In regards to the pickleball trial at the Linda Beach courts, I have previously weighed in on the physical and mental benefits of this sport for its players, with an emphasis on seniors. Of late, I have observed a new phenomenon with unforeseen benefits to the larger community.
I have noticed that an increasing number of teenagers are coming to play pickleball at these courts. In addition, there has been an influx of Piedmont families that come to play together with their teen and preteen children. It’s not uncommon to see two different families arrive to compete against each other, with an adult and a child on each team. I assume that the arrival of these new groups has something to do with the fact that play is offered daily in the same location and lasts all day, thus allowing those with time constraints and other obligations to just show up for open play, knowing that a court will be available. Since it remains “open play”, these same preteens almost invariably end up playing with the older adults on hand. Thus, a nine year old may end up playing with a welcoming group of adults in their 60s and 70s!
This intergenerational play is a remarkable and heartwarming development, which is unique to pickleball. In our mobile society, many children have limited exposure to their grandparents and many don’t realize that “senior” and “active” can describe one and the same person. I know of no other sport where preteen children are engaging competitively with senior citizens. These kids learn that not all “old” folks are feeble, while seeing examples of friendly, but fierce, competitive play and good sportsmanship demonstrated by these adults. As a bonus, the kids end up getting mentored if they want to improve their game. This is a win-win situation and truly an example of the proverb “it takes a village”.

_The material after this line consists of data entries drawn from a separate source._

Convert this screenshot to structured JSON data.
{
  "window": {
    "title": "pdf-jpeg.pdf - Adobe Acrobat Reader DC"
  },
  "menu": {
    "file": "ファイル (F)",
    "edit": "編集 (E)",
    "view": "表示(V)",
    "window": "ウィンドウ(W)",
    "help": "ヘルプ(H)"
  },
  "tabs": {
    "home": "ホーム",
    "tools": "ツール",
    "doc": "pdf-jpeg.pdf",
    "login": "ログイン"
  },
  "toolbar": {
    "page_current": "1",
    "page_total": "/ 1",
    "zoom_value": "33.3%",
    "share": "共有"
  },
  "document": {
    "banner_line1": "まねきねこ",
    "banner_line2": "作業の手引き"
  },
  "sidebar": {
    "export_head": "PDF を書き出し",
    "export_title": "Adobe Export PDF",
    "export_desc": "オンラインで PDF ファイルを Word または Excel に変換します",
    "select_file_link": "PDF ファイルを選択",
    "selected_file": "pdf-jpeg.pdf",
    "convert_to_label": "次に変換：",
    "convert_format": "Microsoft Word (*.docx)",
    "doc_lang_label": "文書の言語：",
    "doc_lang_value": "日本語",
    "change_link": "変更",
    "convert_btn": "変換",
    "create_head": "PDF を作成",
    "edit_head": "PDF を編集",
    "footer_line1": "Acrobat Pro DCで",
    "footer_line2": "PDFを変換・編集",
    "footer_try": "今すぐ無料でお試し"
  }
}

Since the tennis courts at Linda Beach are significantly smaller than regulation size, most tennis players prefer to play elsewhere. The conversion to pickleball courts would be the best use of this previously underutilized space for the city of Piedmont. Parks full of people, of all ages, being active and social is the best use of Piedmont’s limited recreational space and helps achieve the goals we set when we, as a society, allocate resources for public park spaces.